The tech club at the heart of Europe's startup capital

London Technology Club is the first club of its kind in the city. We asked them to share some investment insights from last year and 2022 predictions..

With 2021 drawing to a close, Europe and particularly London has had a stellar year in terms of venture capital and tech investment particularly. As a big year for VC closes, the big question is whether the sector will continue to boom or eventually overheat.

Founder and CEO of LTC, Konstatin Sidorov, is Technology Magazine's Trailblazer for the February issue (which is out soon), so Konstantin and the LTC have shared some investment insights with us. 

 

Some of the main trends in 2021

London is now the number one start-up city in Europe and has already seen record levels of venture capital technology investment this year. (London tech start-ups receiving USD $13.3bn in the first seven months of the year so far eclipsing, more than the USD $10.9bn raised in the whole of 2020.)

  • Late-stage capital has dominated deal value, and financing options have grown—thus allowing UK & Ireland start-ups to lengthen their investment runways.
  • European VC / tech markets maturing – a record number of unicorns have been minted in 2021 YTD. Europe has produced three times as many unicorns as China in 2021. Europe also now has a healthy flock of “decacorns” – unicorns valued over €10 billion.  These “decacorns” were not around 2-3 years ago, but more are set to be created as US investors pump more into European countries with FinTech is the most popular sector to receive funding
  • VC’s like tech investments due to low upfront capital requirements, high upside and ROI potential, fewer employees, easier to scale and risk largely limited to execution.
  • Silicon Valley is losing its shine – workforce moving to other centres also US VC’s balancing their portfolios between US and Europe (and UK).

 

What's in store this year?

  • 2022 could well see a new ‘golden age of the entrepreneur’
  • Companies will stay private for longer
  • Market is becoming increasingly irrational – hyper disciplined approach needed
  • Venture capital is now an access class not an asset class. It’s about strong relationships to the best allocations and being able to deploy quickly.
  • Decentralised finance is likely to continue to explode as well as digital assets and infrastructure space.

 

About the club

Based in Mayfair, the LTC is made up of UHNW (Ultra-high-net-worth individuals), private investors, family offices, top global VCs, institutions (UBS and Barclays) and industry leaders that collectively invest in interesting areas of technology.
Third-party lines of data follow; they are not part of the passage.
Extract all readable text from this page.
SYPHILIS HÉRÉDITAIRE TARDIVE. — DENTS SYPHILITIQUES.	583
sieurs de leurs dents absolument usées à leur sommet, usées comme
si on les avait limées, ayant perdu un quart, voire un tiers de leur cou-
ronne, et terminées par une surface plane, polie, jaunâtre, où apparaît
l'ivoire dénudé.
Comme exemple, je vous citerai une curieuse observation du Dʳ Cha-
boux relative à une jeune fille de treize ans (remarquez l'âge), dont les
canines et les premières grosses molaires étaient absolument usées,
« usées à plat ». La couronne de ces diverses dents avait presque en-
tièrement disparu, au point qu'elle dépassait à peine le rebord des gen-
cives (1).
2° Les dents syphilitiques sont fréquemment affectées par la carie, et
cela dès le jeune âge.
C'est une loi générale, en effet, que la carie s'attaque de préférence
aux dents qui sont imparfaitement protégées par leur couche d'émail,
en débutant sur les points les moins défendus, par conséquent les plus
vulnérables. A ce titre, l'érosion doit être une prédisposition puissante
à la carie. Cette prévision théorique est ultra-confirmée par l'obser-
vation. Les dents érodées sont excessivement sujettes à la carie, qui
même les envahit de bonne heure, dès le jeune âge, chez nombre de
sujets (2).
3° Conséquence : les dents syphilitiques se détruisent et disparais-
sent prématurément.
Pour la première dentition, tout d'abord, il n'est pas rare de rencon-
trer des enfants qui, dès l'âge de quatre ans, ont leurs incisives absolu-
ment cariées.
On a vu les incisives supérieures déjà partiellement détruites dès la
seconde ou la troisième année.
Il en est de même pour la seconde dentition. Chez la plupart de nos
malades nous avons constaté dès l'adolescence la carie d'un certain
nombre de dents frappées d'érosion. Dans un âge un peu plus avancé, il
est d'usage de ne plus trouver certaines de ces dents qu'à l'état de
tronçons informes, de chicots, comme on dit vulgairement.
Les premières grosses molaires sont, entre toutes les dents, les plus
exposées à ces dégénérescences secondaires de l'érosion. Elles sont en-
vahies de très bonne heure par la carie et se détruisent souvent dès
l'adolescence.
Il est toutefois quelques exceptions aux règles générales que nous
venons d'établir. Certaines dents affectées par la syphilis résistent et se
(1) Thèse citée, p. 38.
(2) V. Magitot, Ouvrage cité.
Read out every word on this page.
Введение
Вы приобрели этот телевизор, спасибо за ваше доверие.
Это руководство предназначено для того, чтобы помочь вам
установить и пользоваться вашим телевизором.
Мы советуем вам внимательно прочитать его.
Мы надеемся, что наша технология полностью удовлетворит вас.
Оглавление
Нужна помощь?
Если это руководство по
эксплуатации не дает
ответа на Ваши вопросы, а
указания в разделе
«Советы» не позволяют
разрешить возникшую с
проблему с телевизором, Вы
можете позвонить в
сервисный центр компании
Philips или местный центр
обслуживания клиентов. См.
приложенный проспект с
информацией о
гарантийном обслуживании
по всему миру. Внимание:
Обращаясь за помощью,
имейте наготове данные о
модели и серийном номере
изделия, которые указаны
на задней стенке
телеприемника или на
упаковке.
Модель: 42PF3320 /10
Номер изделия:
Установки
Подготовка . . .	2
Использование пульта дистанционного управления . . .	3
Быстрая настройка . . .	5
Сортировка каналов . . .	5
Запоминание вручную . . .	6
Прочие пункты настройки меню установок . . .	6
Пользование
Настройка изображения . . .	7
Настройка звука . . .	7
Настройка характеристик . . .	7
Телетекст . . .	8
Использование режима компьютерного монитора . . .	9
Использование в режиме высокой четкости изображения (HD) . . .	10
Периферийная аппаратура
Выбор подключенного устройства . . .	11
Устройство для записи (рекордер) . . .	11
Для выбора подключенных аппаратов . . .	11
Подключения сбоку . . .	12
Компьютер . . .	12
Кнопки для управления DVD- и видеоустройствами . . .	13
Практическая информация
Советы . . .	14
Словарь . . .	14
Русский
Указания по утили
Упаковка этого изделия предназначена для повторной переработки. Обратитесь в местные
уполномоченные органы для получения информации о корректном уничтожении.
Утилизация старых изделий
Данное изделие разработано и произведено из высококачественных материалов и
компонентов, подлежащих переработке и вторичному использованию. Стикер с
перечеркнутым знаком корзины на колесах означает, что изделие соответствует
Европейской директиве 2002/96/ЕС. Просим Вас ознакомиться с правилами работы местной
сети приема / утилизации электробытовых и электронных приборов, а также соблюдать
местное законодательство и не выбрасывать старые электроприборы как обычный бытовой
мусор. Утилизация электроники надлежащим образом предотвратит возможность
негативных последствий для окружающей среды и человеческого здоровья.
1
Bloomberg has reported exceptional returns for LTC members busy investing in late-stage start-ups across the tech space in 2021.

Konstantin Sidorov is the founder of the London Technology Club (LTC) and an entrepreneur and investor with over 25 years of experience in building, developing and restructuring businesses in the tech sector (e.g. RRC Group, Inline technologies). Privately he also invested in various tech companies including early stage investments in Lyft and Spotify.

Konstantin found as a private investor that the structural opportunity to invest in late-stage, high growth technology companies was limited (even for UHNWIs) and set about increasing the opportunity for ‘collective investing’ by creating a tech focused investment club

Subsequently created LTC in 2018, the club has a combined membership of the club net-worth over £20bn, LTC has over 70 members including well-known names such as:

  • June Felix, CEO of IG Group,
  • Martin Gilbert, CEO of Aberdeen Asset Management, Chairman of Revolut
  • Luke Nosek (co-founder of PayPal)
  • Peter Brabeck-Letmathe, Chairman of Nestle 
  • Alexandre Mars (Epic Foundation, also known as the French Bill Gates)
  • Chris Rust (ex-Sequoia VC Investor)
  • Jim Mellon (founder of Juvenescence, Agronomics and author of Moo’s Law)  

The club provides opportunities to invest to high performing tech companies funding rounds not typically available to private investors because of things like allocation scarcity. Since 2018, LTC and its members have gone on to invest in funding rounds for well-known tech unicorns including Revolut, Airbnb, Klarna and Picsart as well as other high performing scale-ups such as Sharebite, Rapyd, Paysend and Outdoorsy.

LTC also provides a platform for networking, the exchange of ideas and experience by pooling deep tech expertise and investment experts at events (and webinars) and regularly hosts investment roundtables and develops sector reports (feeding into the club’s annual publication: Venture Magazine) on specific technology areas of interest, with recent iterations covering the space sector, fine wine, technology in fashion and the next generation of FinTechs.